Topic :- Oscillation

$\maltese\:\underline{\textsf{\textbf{AnsWer :}}}\:\maltese$

We are provided in the question that, a body of mass (m) is 2 kg attached to a spring is Displacement (x) through 0.04 m i.e Amplitude (A) = 0.04 m from its equilibrium position. The spring constant (k) is 200 N/m.

We need to find the following quantities :

Time period (T) = ?

Frequency (n) = ?

maximum Velocity = ?

maximum Acceleration = ?

First let's find the frequency (n) of the given body.

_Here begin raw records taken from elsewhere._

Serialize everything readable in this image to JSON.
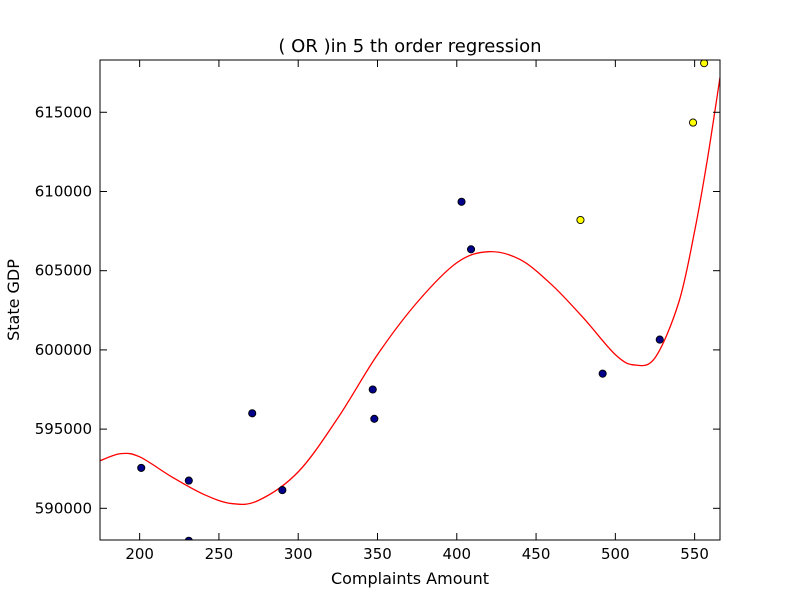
{
  "chart_data": {
    "type": "scatter",
    "title": "(  OR  )in 5 th order regression",
    "xlabel": "Complaints Amount",
    "ylabel": "State GDP",
    "xlim": [
      175,
      566
    ],
    "ylim": [
      588000,
      618300
    ],
    "xticks": [
      200,
      250,
      300,
      350,
      400,
      450,
      500,
      550
    ],
    "yticks": [
      590000,
      595000,
      600000,
      605000,
      610000,
      615000
    ],
    "grid": false,
    "series": [
      {
        "kind": "scatter",
        "color": "#00008b",
        "points": [
          [
            201,
            592550
          ],
          [
            231,
            591750
          ],
          [
            231,
            587950
          ],
          [
            271,
            596000
          ],
          [
            290,
            591150
          ],
          [
            347,
            597500
          ],
          [
            348,
            595650
          ],
          [
            403,
            609350
          ],
          [
            409,
            606350
          ],
          [
            492,
            598500
          ],
          [
            528,
            600650
          ]
        ]
      },
      {
        "kind": "scatter",
        "color": "#ffff00",
        "points": [
          [
            478,
            608200
          ],
          [
            549,
            614350
          ],
          [
            556,
            618100
          ]
        ]
      },
      {
        "kind": "line",
        "color": "#ff0000",
        "points": [
          [
            175,
            593000
          ],
          [
            188,
            593450
          ],
          [
            200,
            593250
          ],
          [
            220,
            592000
          ],
          [
            240,
            590900
          ],
          [
            258,
            590300
          ],
          [
            275,
            590500
          ],
          [
            300,
            592300
          ],
          [
            325,
            595700
          ],
          [
            350,
            599700
          ],
          [
            375,
            603000
          ],
          [
            400,
            605500
          ],
          [
            420,
            606200
          ],
          [
            440,
            605700
          ],
          [
            460,
            604100
          ],
          [
            480,
            602000
          ],
          [
            500,
            599700
          ],
          [
            512,
            599050
          ],
          [
            525,
            599500
          ],
          [
            540,
            603000
          ],
          [
            550,
            607500
          ],
          [
            558,
            612000
          ],
          [
            566,
            617200
          ]
        ]
      }
    ]
  }
}
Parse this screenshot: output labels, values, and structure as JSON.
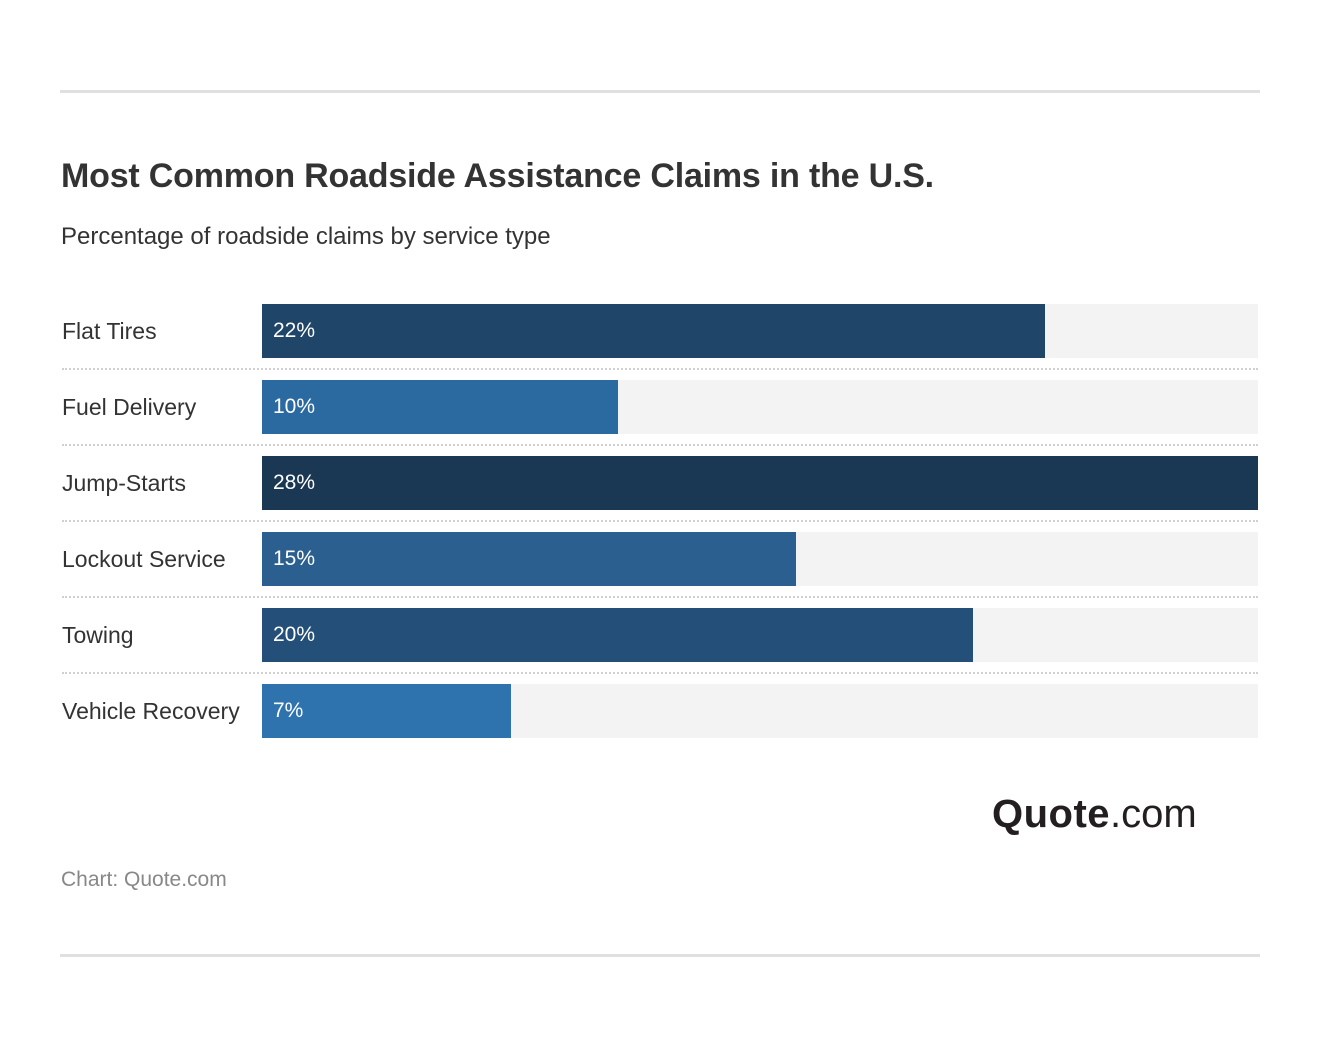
{
  "chart_data": {
    "type": "bar",
    "orientation": "horizontal",
    "title": "Most Common Roadside Assistance Claims in the U.S.",
    "subtitle": "Percentage of roadside claims by service type",
    "categories": [
      "Flat Tires",
      "Fuel Delivery",
      "Jump-Starts",
      "Lockout Service",
      "Towing",
      "Vehicle Recovery"
    ],
    "values": [
      22,
      10,
      28,
      15,
      20,
      7
    ],
    "value_labels": [
      "22%",
      "10%",
      "28%",
      "15%",
      "20%",
      "7%"
    ],
    "colors": [
      "#1f4568",
      "#2b6aa0",
      "#1a3753",
      "#2a5f8f",
      "#234f78",
      "#2e72ae"
    ],
    "xlim": [
      0,
      28
    ],
    "grid": false,
    "source": "Chart: Quote.com"
  },
  "logo": {
    "bold": "Quote",
    "light": ".com"
  }
}
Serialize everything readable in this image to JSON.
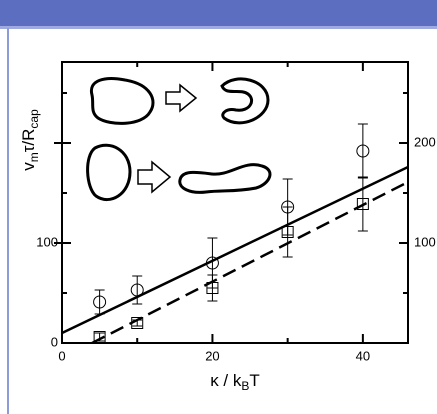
{
  "chart_data": {
    "type": "scatter",
    "xlabel_parts": [
      "κ / k",
      "B",
      "T"
    ],
    "ylabel_parts": [
      "v",
      "m",
      "τ/R",
      "cap"
    ],
    "xlim": [
      0,
      46
    ],
    "xticks": [
      0,
      20,
      40
    ],
    "xminor": [
      10,
      30
    ],
    "ylim": [
      0,
      281
    ],
    "yticks": [
      0,
      100
    ],
    "yminor": [
      50,
      150,
      250
    ],
    "y2lim": [
      0,
      281
    ],
    "y2ticks": [
      100,
      200
    ],
    "series": [
      {
        "marker": "circle",
        "color": "#000000",
        "x": [
          5,
          10,
          20,
          30,
          40
        ],
        "values": [
          41,
          53,
          80,
          136,
          192
        ],
        "errors": [
          12,
          14,
          25,
          28,
          27
        ]
      },
      {
        "marker": "square",
        "color": "#000000",
        "x": [
          5,
          10,
          20,
          30,
          40
        ],
        "values": [
          6,
          20,
          55,
          111,
          139
        ],
        "errors": [
          4,
          3,
          13,
          25,
          27
        ]
      }
    ],
    "lines": [
      {
        "dash": false,
        "color": "#000000",
        "x": [
          0,
          46
        ],
        "values": [
          10,
          176
        ]
      },
      {
        "dash": true,
        "color": "#000000",
        "x": [
          4,
          46
        ],
        "values": [
          0,
          161
        ]
      }
    ]
  }
}
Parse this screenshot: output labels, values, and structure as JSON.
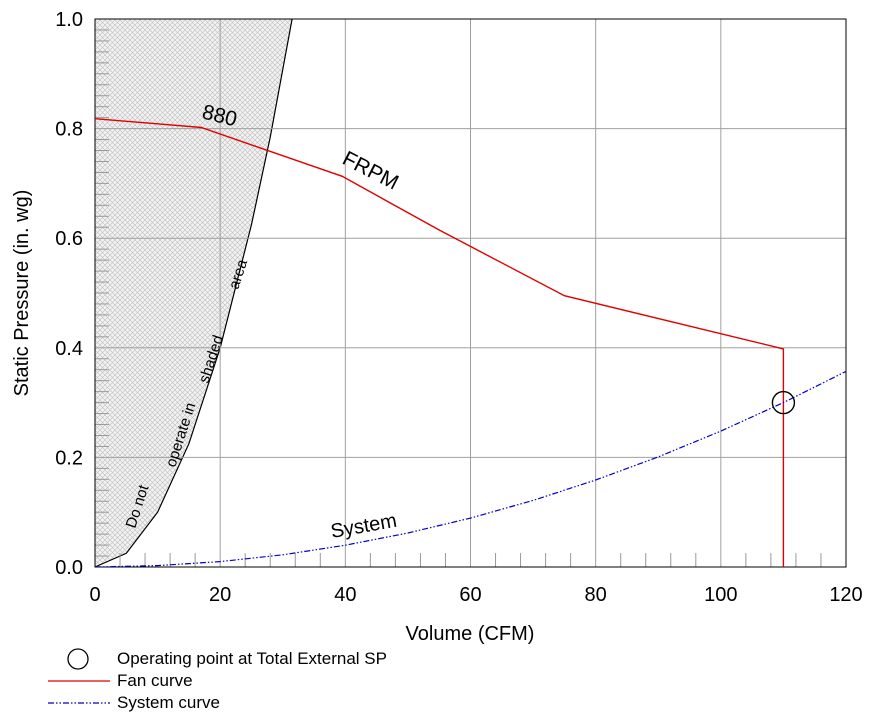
{
  "chart_data": {
    "type": "line",
    "xlabel": "Volume (CFM)",
    "ylabel": "Static Pressure (in. wg)",
    "xlim": [
      0,
      120
    ],
    "ylim": [
      0,
      1.0
    ],
    "xticks": [
      0,
      20,
      40,
      60,
      80,
      100,
      120
    ],
    "xtick_labels": [
      "0",
      "20",
      "40",
      "60",
      "80",
      "100",
      "120"
    ],
    "yticks": [
      0,
      0.2,
      0.4,
      0.6,
      0.8,
      1.0
    ],
    "ytick_labels": [
      "0.0",
      "0.2",
      "0.4",
      "0.6",
      "0.8",
      "1.0"
    ],
    "grid": true,
    "series": [
      {
        "name": "Fan curve",
        "color": "#e00000",
        "style": "solid",
        "x": [
          0,
          17,
          39.5,
          55,
          75,
          110,
          110
        ],
        "y": [
          0.818,
          0.802,
          0.713,
          0.615,
          0.495,
          0.398,
          0.0
        ]
      },
      {
        "name": "System curve",
        "color": "#0000cc",
        "style": "dash-dot",
        "x": [
          0,
          10,
          20,
          30,
          40,
          50,
          60,
          70,
          80,
          90,
          100,
          110,
          120
        ],
        "y": [
          0,
          0.0025,
          0.0099,
          0.0223,
          0.0397,
          0.062,
          0.0893,
          0.1215,
          0.1587,
          0.2009,
          0.248,
          0.3,
          0.357
        ]
      }
    ],
    "shaded_region": {
      "boundary_x": [
        0,
        5,
        10,
        15,
        20,
        25,
        28,
        31.5
      ],
      "boundary_y": [
        0,
        0.025,
        0.1,
        0.225,
        0.4,
        0.625,
        0.784,
        1.0
      ],
      "fill": "crosshatch-gray"
    },
    "operating_point": {
      "x": 110,
      "y": 0.3
    },
    "annotations": {
      "rpm_value": "880",
      "rpm_unit": "FRPM",
      "system_label": "System",
      "shaded_note_1": "Do not",
      "shaded_note_2": "operate in",
      "shaded_note_3": "shaded",
      "shaded_note_4": "area"
    },
    "legend": {
      "placement": "bottom-left",
      "items": [
        {
          "label": "Operating point at Total External SP",
          "symbol": "circle"
        },
        {
          "label": "Fan curve",
          "symbol": "solid-red"
        },
        {
          "label": "System curve",
          "symbol": "dashdot-blue"
        }
      ]
    }
  }
}
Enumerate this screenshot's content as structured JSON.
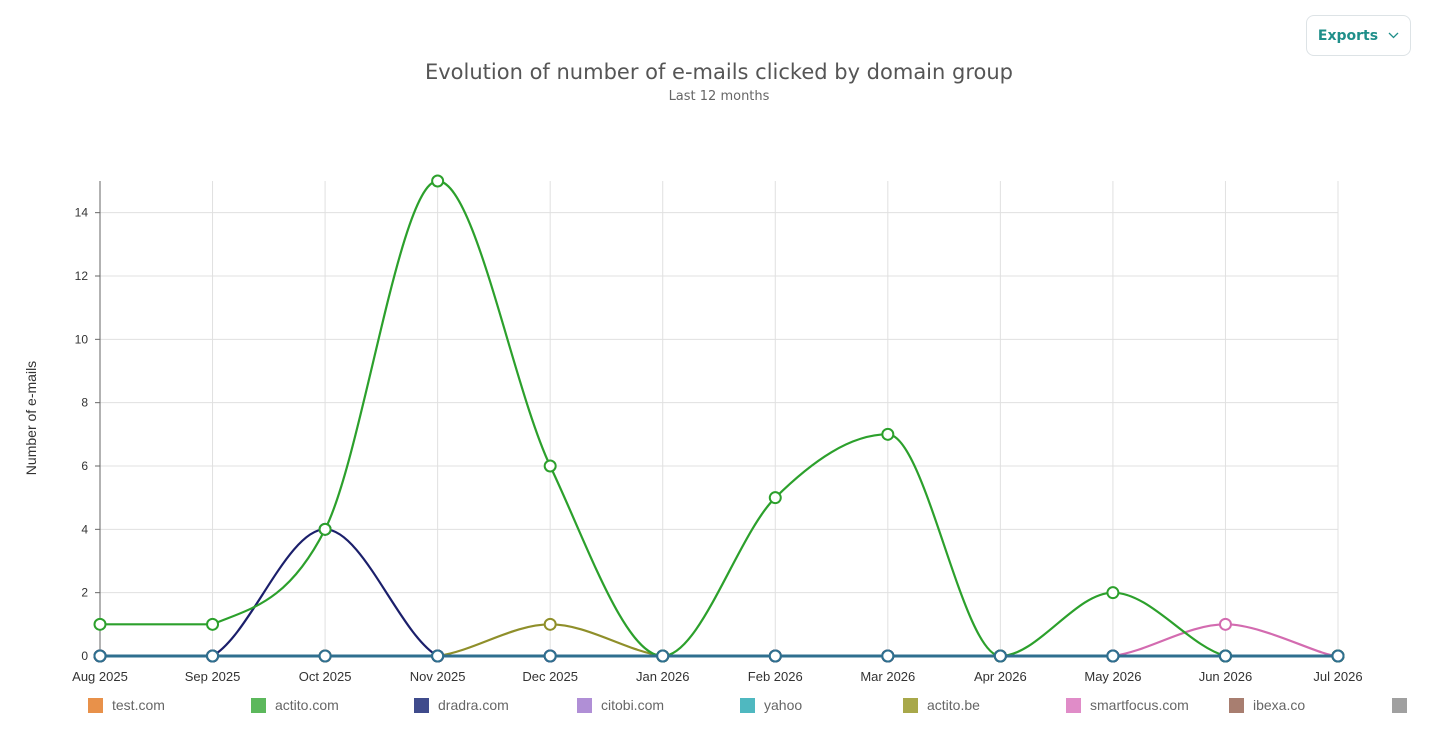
{
  "exports": {
    "label": "Exports",
    "icon": "chevron-down-icon",
    "color": "#1f8f8a"
  },
  "chart_data": {
    "type": "line",
    "title": "Evolution of number of e-mails clicked by domain group",
    "subtitle": "Last 12 months",
    "xlabel": "",
    "ylabel": "Number of e-mails",
    "categories": [
      "Aug 2025",
      "Sep 2025",
      "Oct 2025",
      "Nov 2025",
      "Dec 2025",
      "Jan 2026",
      "Feb 2026",
      "Mar 2026",
      "Apr 2026",
      "May 2026",
      "Jun 2026",
      "Jul 2026"
    ],
    "ylim": [
      0,
      15
    ],
    "yticks": [
      0,
      2,
      4,
      6,
      8,
      10,
      12,
      14
    ],
    "grid": true,
    "legend_position": "bottom",
    "series": [
      {
        "name": "test.com",
        "color": "#e8914a",
        "line_color": "#e8914a",
        "values": [
          0,
          0,
          0,
          0,
          0,
          0,
          0,
          0,
          0,
          0,
          0,
          0
        ]
      },
      {
        "name": "actito.com",
        "color": "#5cb85c",
        "line_color": "#2ca02c",
        "values": [
          1,
          1,
          4,
          15,
          6,
          0,
          5,
          7,
          0,
          2,
          0,
          0
        ]
      },
      {
        "name": "dradra.com",
        "color": "#3f4b8c",
        "line_color": "#1b1f6b",
        "values": [
          0,
          0,
          4,
          0,
          0,
          0,
          0,
          0,
          0,
          0,
          0,
          0
        ]
      },
      {
        "name": "citobi.com",
        "color": "#b08fd6",
        "line_color": "#9467bd",
        "values": [
          0,
          0,
          0,
          0,
          0,
          0,
          0,
          0,
          0,
          0,
          0,
          0
        ]
      },
      {
        "name": "yahoo",
        "color": "#4fb8c0",
        "line_color": "#3aa8b5",
        "values": [
          0,
          0,
          0,
          0,
          0,
          0,
          0,
          0,
          0,
          0,
          0,
          0
        ]
      },
      {
        "name": "actito.be",
        "color": "#a8a84a",
        "line_color": "#8f8f2a",
        "values": [
          0,
          0,
          0,
          0,
          1,
          0,
          0,
          0,
          0,
          0,
          0,
          0
        ]
      },
      {
        "name": "smartfocus.com",
        "color": "#e08cc8",
        "line_color": "#d36bb0",
        "values": [
          0,
          0,
          0,
          0,
          0,
          0,
          0,
          0,
          0,
          0,
          1,
          0
        ]
      },
      {
        "name": "ibexa.co",
        "color": "#a87e70",
        "line_color": "#8c564b",
        "values": [
          0,
          0,
          0,
          0,
          0,
          0,
          0,
          0,
          0,
          0,
          0,
          0
        ]
      },
      {
        "name": "",
        "color": "#a0a0a0",
        "line_color": "#2f6f8f",
        "values": [
          0,
          0,
          0,
          0,
          0,
          0,
          0,
          0,
          0,
          0,
          0,
          0
        ]
      }
    ]
  }
}
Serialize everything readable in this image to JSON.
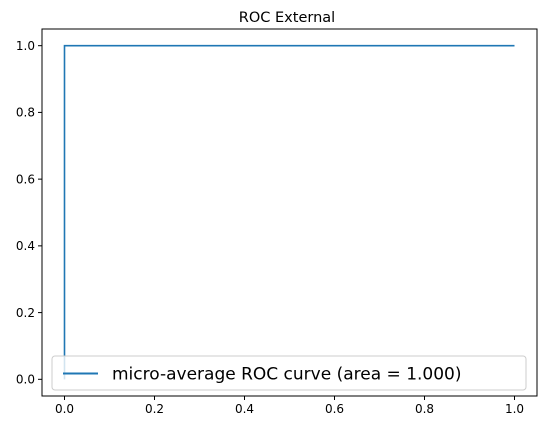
{
  "chart_data": {
    "type": "line",
    "title": "ROC External",
    "xlabel": "",
    "ylabel": "",
    "xlim": [
      -0.05,
      1.05
    ],
    "ylim": [
      -0.05,
      1.05
    ],
    "xticks": [
      0.0,
      0.2,
      0.4,
      0.6,
      0.8,
      1.0
    ],
    "xtick_labels": [
      "0.0",
      "0.2",
      "0.4",
      "0.6",
      "0.8",
      "1.0"
    ],
    "yticks": [
      0.0,
      0.2,
      0.4,
      0.6,
      0.8,
      1.0
    ],
    "ytick_labels": [
      "0.0",
      "0.2",
      "0.4",
      "0.6",
      "0.8",
      "1.0"
    ],
    "grid": false,
    "legend_position": "lower right",
    "series": [
      {
        "name": "micro-average ROC curve (area = 1.000)",
        "color": "#1f77b4",
        "x": [
          0.0,
          0.0,
          0.0,
          1.0
        ],
        "y": [
          0.0,
          0.0,
          1.0,
          1.0
        ]
      }
    ]
  }
}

$\longrightarrow\:\:\sf n = \dfrac{1}{2\pi} \sqrt{ \dfrac{k}{m}}$

$\longrightarrow\:\:\sf n = \dfrac{1}{2\pi} \sqrt{ \dfrac{200}{2}}$

$\longrightarrow\:\:\sf n = \dfrac{1}{2\pi} \sqrt{ 100}$

$\longrightarrow\:\:\sf n = \dfrac{1}{2\pi} \sqrt{ 10 \times 10}$

$\longrightarrow\:\:\sf n = \dfrac{1}{2\pi} \times 10$

$\longrightarrow\:\:\sf n = \dfrac{10}{2\pi}$

$\longrightarrow\:\:\sf n = \dfrac{5}{\pi}$

$\longrightarrow\:\:\sf n = \dfrac{5}{ \dfrac{22}{7} }$

$\longrightarrow\:\:\sf n = \dfrac{5 \times 7}{ 22 }$

$\longrightarrow\:\:\sf n = \dfrac{35}{ 22 }$

$\longrightarrow\:\: \underline{ \boxed{\sf n \approx 1.59 \: Hz }}$

Now, we know that frequency is nothing but reciprocal of time period :

$\dashrightarrow\:\:\sf n = \dfrac{1}{T}$

$\dashrightarrow\:\:\sf 1.59= \dfrac{1}{T}$

$\dashrightarrow\:\:\sf T= \dfrac{1}{1.59}$

$\dashrightarrow\:\: \underline{ \boxed{\sf T=0.628 \: s}}$

For Calculating the maximum Velocity and maximum Acceleration first we need to find the angular velocity :

$:\implies \sf \omega = \dfrac{2\pi}{T}$

$:\implies \sf \omega = \dfrac{2\pi}{0.628}$

$:\implies \sf \omega = \dfrac{2 \times 3.14}{0.628}$

$:\implies \sf \omega = \dfrac{6.28}{0.628}$

$:\implies \underline{ \boxed{\sf \omega = 10 \: rad/s}}$

Now, let's calculate the maximum Velocity of the given particle.

$\longmapsto\:\:\sf V_{max} = A \omega$

$\longmapsto\:\:\sf V_{max} = 0.04 \times 10$

$\longmapsto\:\: \underline{ \boxed{\sf V_{max} = 0.4 \:m/s}}$

Now, we need to find the maximum Acceleration of the given particle.

$\leadsto\:\:\sf A_{max} = - A \omega^2$

$\leadsto\:\:\sf A_{max} = - 0.04 \times (10)^2$

$\leadsto\:\:\sf A_{max} = - 0.04 \times 100$

$\leadsto\:\:\sf A_{max} = - 0.04 \times 100$

$\leadsto\:\: \underline{ \boxed{\sf A_{max} = - 4 \: m/s^2}}$